Son engagement politique, Mehdi Benbouchta l’a mené dans les rangs du RNI. Ses qualités intellectuelles étaient renforcées par un caractère intègre et un charme naturel qui lui permettaient de gagner la fidélité à vie de ses proches et de ses collègues.
Un de ses amis faisait remarquer combien il était « difficile d’identifier la qualité qui en faisait un homme à part, le fil conducteur de ses multiples talents, qui concourait au charme irrésistible de sa personnalité. ». Cela expliquait son aversion les uniformes distinctifs, les mondanités et les formalités de tout genre, son refus d’accepter les honneurs officiels, sa grande modestie personnelle, son embarras devant les références publiques au nombre et la profondeur des amitiés qu’il avait nouées parmi les grands et les humbles, les vieux et les jeunes. Sa courtoisie n’était jamais prise en défaut, et sa prévenance pour ceux qui étaient dans la gêne ou dans la difficulté était sans limites. Depuis les années 70, il fut nommé successivement sous-secrétaire d’Etat, secrétaire d’Etat, ministre de la Jeunesse et des Sports et ministre de l’Emploi et de la Formation professionnelle. Élu président de la Chambre des représentants pour l’année 1970-1971, au lendemain des évènement de Skhirat, le défunt a succédé à Abdelhadi Boutaleb dans un contexte difficile. Son rôle historique a permis une continuité certaine des institutions.

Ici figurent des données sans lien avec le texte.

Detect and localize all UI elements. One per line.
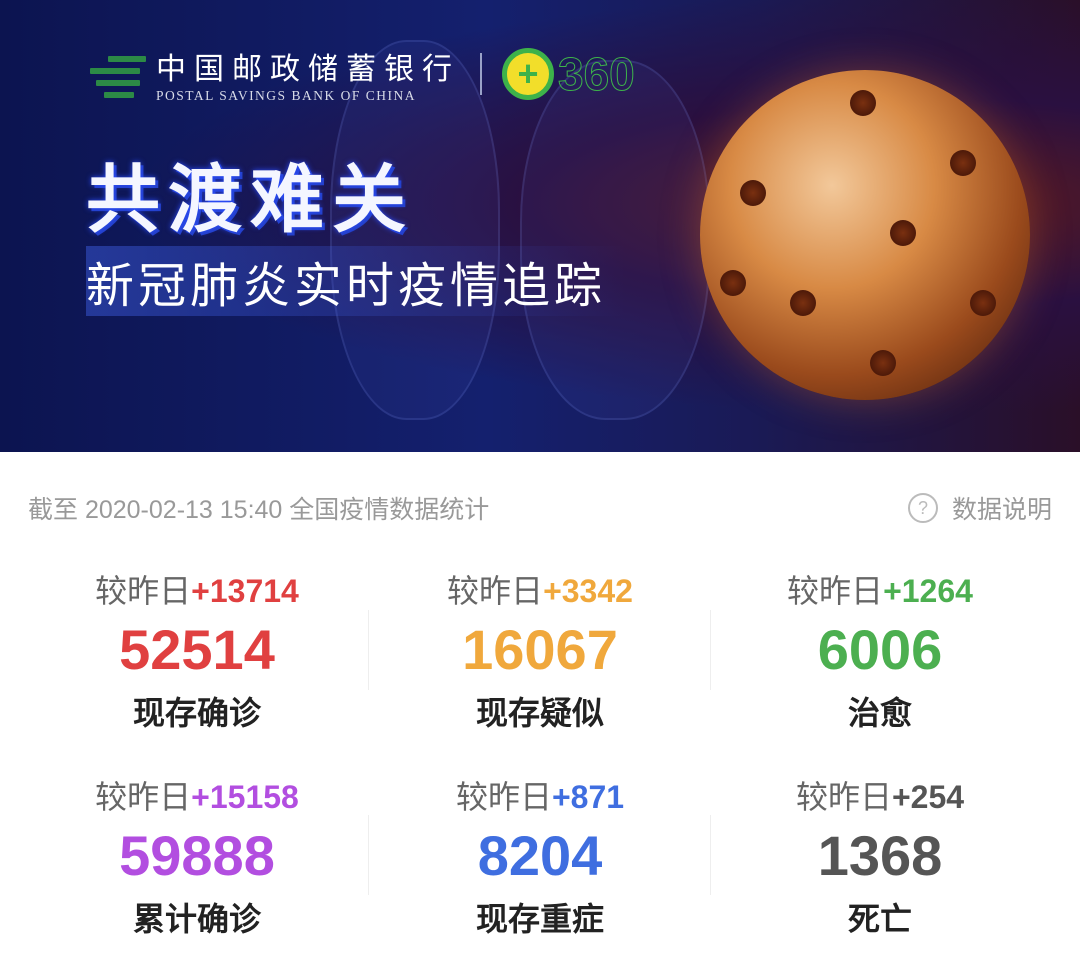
stat-delta: 较昨日+13714: [27, 566, 367, 612]
delta-value: +254: [891, 779, 965, 815]
delta-value: +15158: [191, 779, 299, 815]
stat-label: 死亡: [847, 901, 912, 937]
question-circle-icon: ?: [907, 493, 938, 523]
banner-title: 共渡难关: [86, 158, 414, 241]
stat-value: 8204: [477, 824, 603, 887]
delta-value: +1264: [883, 573, 973, 609]
divider: [368, 815, 369, 895]
stat-card: 较昨日+1264 6006 治愈: [710, 566, 1050, 734]
stat-value: 16067: [462, 618, 618, 681]
stat-label: 现存确诊: [132, 695, 261, 731]
stat-card: 较昨日+871 8204 现存重症: [370, 772, 710, 940]
stat-delta: 较昨日+871: [370, 772, 710, 818]
stat-label: 治愈: [847, 695, 912, 731]
delta-prefix: 较昨日: [455, 779, 552, 815]
banner-subtitle: 新冠肺炎实时疫情追踪: [86, 246, 627, 316]
data-timestamp: 截至 2020-02-13 15:40 全国疫情数据统计: [28, 496, 490, 524]
stat-value: 52514: [119, 618, 275, 681]
divider: [710, 815, 711, 895]
delta-prefix: 较昨日: [787, 573, 884, 609]
360-logo: + 360: [502, 47, 635, 101]
stat-delta: 较昨日+254: [710, 772, 1050, 818]
stat-value: 59888: [119, 824, 275, 887]
lung-graphic: [520, 60, 710, 420]
stat-delta: 较昨日+1264: [710, 566, 1050, 612]
delta-prefix: 较昨日: [447, 573, 544, 609]
virus-graphic: [700, 70, 1030, 400]
stat-value: 1368: [817, 824, 943, 887]
delta-value: +3342: [543, 573, 633, 609]
psbc-logo-icon: [90, 48, 146, 100]
logo-divider: [480, 53, 482, 95]
delta-value: +871: [551, 779, 625, 815]
divider: [710, 610, 711, 690]
bank-name-en: POSTAL SAVINGS BANK OF CHINA: [156, 88, 416, 103]
bank-name-cn: 中国邮政储蓄银行: [156, 52, 460, 87]
stat-card: 较昨日+15158 59888 累计确诊: [27, 772, 367, 940]
banner: 中国邮政储蓄银行 POSTAL SAVINGS BANK OF CHINA + …: [0, 0, 1080, 452]
delta-prefix: 较昨日: [795, 779, 892, 815]
delta-prefix: 较昨日: [95, 779, 192, 815]
stat-card: 较昨日+13714 52514 现存确诊: [27, 566, 367, 734]
stat-label: 现存重症: [475, 901, 604, 937]
stat-card: 较昨日+3342 16067 现存疑似: [370, 566, 710, 734]
stat-delta: 较昨日+15158: [27, 772, 367, 818]
stat-delta: 较昨日+3342: [370, 566, 710, 612]
help-label: 数据说明: [951, 496, 1052, 524]
data-explanation-link[interactable]: ? 数据说明: [907, 490, 1052, 526]
delta-prefix: 较昨日: [95, 573, 192, 609]
stat-label: 现存疑似: [475, 695, 604, 731]
divider: [368, 610, 369, 690]
delta-value: +13714: [191, 573, 299, 609]
stat-value: 6006: [817, 618, 943, 681]
stat-card: 较昨日+254 1368 死亡: [710, 772, 1050, 940]
stat-label: 累计确诊: [132, 901, 261, 937]
lung-graphic: [330, 40, 500, 420]
plus-icon: +: [502, 48, 554, 100]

Sa fibre entreprenariale n’était pas en reste. Mehdi Benbouchta fut président de la SOMACA jusqu’au mois d’octobre 1996. Contre vents et marées, il a réussi à développer cet établissement public, alors que les contournements douaniers faisaient saigner le fabricant de voitures.
En plus, les gens de Harhoura lui sont redevables d’avoir mis sur orbite leur région. En bon père de famille, l’homme s’est attaché à cette région. Au départ, elle devait être une «échappatoire» pour sa fille adorée, Amina, qui souffrait d’asthme. Le microclimat de Harhoura a captivé l’homme d’affaires. Il y a construit un complexe, modèle du genre. La région comprend actuellement la plus forte concentration d’intellectuels au Maroc. C’est dire l’homme d’esprit qui a initié un tel chantier.
En ce dimanche 15 août, ministres, diplomates, collègues, amis et parents étaient tous endeuillés par la perte d’un être à la valeur estimable que personne ne remplacerait. Beaucoup songèrent aux termes de l’épitaphe que Mehdi n’avait pas cessé de répéter: «Nous Sommes à Dieu, et à Lui nous retournons».